5. The door drive according to claim 4, wherein the hub has a contour with a variable radius.

6. The door drive according to claim 3, wherein the toothed rack has a slot extending in a longitudinal direction of the toothed rack.

7. The door drive according to claim 6, further comprising a traction means fastened to the hub, wherein the traction means extends between the two toothed discs of the toothed wheel, through the slot in the toothed rack and through an inside of the spring and is fastened to the abutment.

8. The door drive according to claim 7, wherein a rotation of the toothed wheel effects winding, or unwinding of the traction means, whereby an adjustment of the abutment is realized.

9. The door drive according to claim 7, further comprising a return pulley disposed between the hub and the toothed rack, wherein the traction means is guided by the return pulley.

10. The door drive according to claim 9, wherein an additional transmission or reduction ratio is an integral part of the return pulley.

11. The door drive according to claim 1, further comprising a threaded spindle disposed at the abutment, wherein the threaded spindle is adapted to be driven via the motor-gear-unit.

12. The door drive according to claim 2, wherein the motor-gear-unit has at least one toothed wheel and a toothed rack which meshes with the toothed wheel.

13. The door drive according to claim 4, wherein the toothed rack has a slot extending in a longitudinal direction of the toothed rack.

14. The door drive according to claim 5, wherein the toothed rack has a slot extending in a longitudinal direction of the toothed rack.

15. The door drive according to claim 2, further comprising a threaded spindle disposed at the abutment, wherein the threaded spindle is adapted to be driven via the motor-gear-unit.

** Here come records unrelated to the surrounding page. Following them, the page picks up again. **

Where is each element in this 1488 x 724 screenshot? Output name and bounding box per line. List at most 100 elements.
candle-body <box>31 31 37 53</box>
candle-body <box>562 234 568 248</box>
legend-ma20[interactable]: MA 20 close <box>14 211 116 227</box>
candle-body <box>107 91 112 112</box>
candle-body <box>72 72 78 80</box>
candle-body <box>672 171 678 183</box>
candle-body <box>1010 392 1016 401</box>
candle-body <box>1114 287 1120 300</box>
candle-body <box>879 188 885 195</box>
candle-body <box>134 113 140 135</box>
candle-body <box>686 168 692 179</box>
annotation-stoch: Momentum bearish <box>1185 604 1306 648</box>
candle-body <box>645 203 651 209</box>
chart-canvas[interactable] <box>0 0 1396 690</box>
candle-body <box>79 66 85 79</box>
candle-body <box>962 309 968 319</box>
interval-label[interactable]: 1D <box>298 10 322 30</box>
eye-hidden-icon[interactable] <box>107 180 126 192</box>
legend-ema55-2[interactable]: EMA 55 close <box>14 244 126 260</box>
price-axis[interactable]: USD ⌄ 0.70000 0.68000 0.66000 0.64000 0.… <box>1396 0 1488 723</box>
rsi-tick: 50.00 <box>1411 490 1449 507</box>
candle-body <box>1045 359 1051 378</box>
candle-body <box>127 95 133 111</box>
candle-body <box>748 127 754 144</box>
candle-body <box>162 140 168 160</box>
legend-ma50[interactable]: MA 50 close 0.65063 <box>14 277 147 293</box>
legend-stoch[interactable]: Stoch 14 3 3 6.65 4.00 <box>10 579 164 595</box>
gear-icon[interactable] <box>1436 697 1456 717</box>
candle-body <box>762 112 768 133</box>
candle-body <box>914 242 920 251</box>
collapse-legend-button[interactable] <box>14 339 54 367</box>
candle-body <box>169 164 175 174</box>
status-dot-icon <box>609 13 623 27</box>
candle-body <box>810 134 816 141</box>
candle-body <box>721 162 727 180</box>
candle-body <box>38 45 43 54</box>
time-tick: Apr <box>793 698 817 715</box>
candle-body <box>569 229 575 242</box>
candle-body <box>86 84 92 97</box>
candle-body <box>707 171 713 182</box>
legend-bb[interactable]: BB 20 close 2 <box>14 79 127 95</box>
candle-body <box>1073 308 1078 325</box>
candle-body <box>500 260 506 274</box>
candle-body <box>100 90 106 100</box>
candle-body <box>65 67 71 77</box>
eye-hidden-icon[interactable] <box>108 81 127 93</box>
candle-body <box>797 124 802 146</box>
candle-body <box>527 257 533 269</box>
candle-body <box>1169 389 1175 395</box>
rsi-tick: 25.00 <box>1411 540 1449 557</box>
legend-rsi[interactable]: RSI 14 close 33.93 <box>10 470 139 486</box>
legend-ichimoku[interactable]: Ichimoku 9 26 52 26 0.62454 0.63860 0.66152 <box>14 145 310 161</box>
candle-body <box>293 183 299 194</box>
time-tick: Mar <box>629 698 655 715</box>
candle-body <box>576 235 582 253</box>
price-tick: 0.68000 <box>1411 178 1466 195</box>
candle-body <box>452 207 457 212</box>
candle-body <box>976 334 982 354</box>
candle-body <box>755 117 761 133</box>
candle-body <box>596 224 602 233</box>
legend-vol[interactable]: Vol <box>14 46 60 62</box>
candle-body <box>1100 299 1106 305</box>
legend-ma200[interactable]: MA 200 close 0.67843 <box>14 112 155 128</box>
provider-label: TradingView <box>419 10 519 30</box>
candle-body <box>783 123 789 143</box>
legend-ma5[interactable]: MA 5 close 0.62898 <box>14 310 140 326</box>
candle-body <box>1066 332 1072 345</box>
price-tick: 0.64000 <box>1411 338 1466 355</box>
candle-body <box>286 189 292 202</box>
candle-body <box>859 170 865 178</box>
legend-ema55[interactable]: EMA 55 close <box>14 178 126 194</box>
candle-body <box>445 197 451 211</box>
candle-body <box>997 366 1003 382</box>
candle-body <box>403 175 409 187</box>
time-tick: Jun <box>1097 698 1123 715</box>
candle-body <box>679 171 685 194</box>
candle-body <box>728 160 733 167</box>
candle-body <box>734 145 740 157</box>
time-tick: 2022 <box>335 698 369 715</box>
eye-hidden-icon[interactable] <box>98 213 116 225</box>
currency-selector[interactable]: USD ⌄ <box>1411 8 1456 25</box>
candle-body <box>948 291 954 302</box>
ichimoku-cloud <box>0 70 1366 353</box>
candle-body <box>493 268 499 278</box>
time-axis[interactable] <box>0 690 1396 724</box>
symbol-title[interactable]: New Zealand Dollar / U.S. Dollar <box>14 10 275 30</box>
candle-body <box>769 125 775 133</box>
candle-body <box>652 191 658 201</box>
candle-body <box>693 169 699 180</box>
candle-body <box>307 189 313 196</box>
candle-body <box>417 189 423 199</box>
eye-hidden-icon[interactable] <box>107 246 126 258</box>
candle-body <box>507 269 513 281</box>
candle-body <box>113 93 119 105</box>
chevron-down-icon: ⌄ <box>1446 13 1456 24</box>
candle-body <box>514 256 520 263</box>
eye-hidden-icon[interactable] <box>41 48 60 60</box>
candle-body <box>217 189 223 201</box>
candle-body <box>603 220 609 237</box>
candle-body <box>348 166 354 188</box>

16. A door drive, comprising:

a motor gear unit;

an adjustable abutment;

a toothed rack;

an energy accumulator extending in a longitudinal direction and having one end supported on the abutment and another end supported on the toothed rack;

wherein the motor gear unit is operatively connected to the abutment and the toothed rack such that the motor gear unit is actuatable to move both the abutment and the toothed rack in a direction parallel to the longitudinal direction of the energy accumulator to change the pre-loading of the energy accumulator.